The Greatest Fans in Baseball
The Cardinals are in Florida preparing for this year’s season. Opening Day is April 13 as the Cardinals take on the Brewers at Busch Stadium. It’s been 133 years since St. Louis started its love affair with baseball but the passion has only grown.
Photo by: Chelsie Bartley
An enthusiastic roar from the crowd, a sea of red shirts and hats and the smell of popcorn.
All trademarks of a typical Cardinal baseball game at Busch Stadium.
Only, this is just Spring Training.
The Cardinals are spending their Spring Training in Jupiter, Fla., this year preparing for the upcoming season.
While in Florida, the Cards haven’t had any problem filling stadiums with eager fans.
At a recent game against the Atlanta Braves in Orlando, Fla., Cards fans were without a doubt the majority.
This was despite the fact that Orlando’s Walt Disney World Resort is the Braves’ Spring Training home field, about 150 miles north of the Cardinals’ home camp in Southern Florida.
Even 1,000 miles away from home in St. Louis, the Cards aren’t disappointed by a lack of support.

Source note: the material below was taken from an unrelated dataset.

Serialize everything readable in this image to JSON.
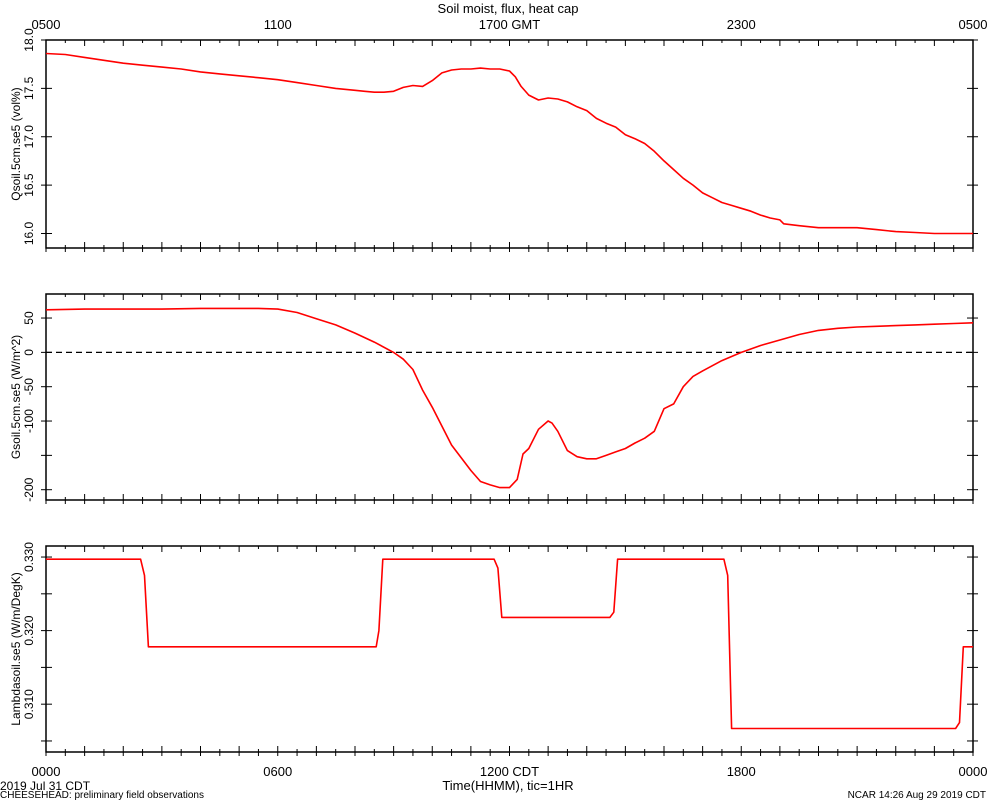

According to the MLB Cardinals website, “The Cardinals bring more than 3 million fans downtown each year, with more than a million coming from outside of the state of Missouri.”
In fact, 90 percent of fans come from outside the City of St. Louis. Fans from all over the country travel to St. Louis to watch their beloved Cardinals at Busch Stadium.
So what is it about the Cardinals that makes their fans so wild about them?
Maybe it’s the 9,300 games won, 11 World Series Championships, 18 National League Pennants, three National League Eastern Division Titles, and eight National League Central Division Titles.
In the past four years the Cardinals have won 365 games as opposed to only losing 283.
Or maybe it’s just the spirit of the Midwest.
St. Louis has always had the reputation of having the best fans in baseball, so much so that other teams’ fans don’t even know why they dislike them.
Rany Jazayerli, co-founder and writer for Baseball Prospectus, put it this way, “Believe me, I get it. I understand why Cardinals fans have become as loathed as any supporters in baseball. I’m as tired as anyone of their golly-gee-whiz-we-just-can’t-help-being-great-fans shtick, and I’m as exasperated as anyone that their shtick actually works.”
It’s undeniable that the Cardinals have something about them that makes fans go crazy.
Everywhere you look in St. Louis you will find someone in a Cards hat and the first topic of conversation will almost always be the previous night’s game.
People talk about “Yadi” as if he was their uncle and talk about Grichuk’s batting average like it’s their own.
So, exactly how far does the Cardinal fan base span? Certainly coast to coast.
“I’ve met a few Cards fans out here. During the last postseason we got together to watch the games,” said Adam Wilson, a 2012 MBU graduate who moved to Los Angeles upon graduating. “It was fun, and also safer. I was watching a game at a bar/restaurant and a guy was wanting to fight me after Matt Adams hit a three-run homer. Hasn’t been the easiest being in LA when we beat the Dodgers in post every year.”
Besides spanning from sea to sea, fans can also come from across the sea..
Connar Armstrong, a sophomore from Liverpool, England, has been a Cards fan for four years.
“It’s like a hometown team. We’re kind of unique in the way that we’re united between the Cardinals, the Rams and the Blues,” said Armstrong.
Some of the greatest things that Cards fans are known for are their winning attitudes and their Midwest manners.
When in the stands at Busch Stadium, something you will most likely never hear is the sound of “booing.”
“I think that they are great fans. They’re not just fair-weather fans. They really care about their team, the players and the team’s success,” said Casey Peterson, the minister of Students for Spiritual Formation and a 2012 graduate of MBU.
Cards fans are one of a kind, being from across the globe and rooting for a team with an unbeatable record.
“My brother-in-law took me to a Cardinals game and told me this was ‘St. Louis religion,’” said Peterson. “So I converted.”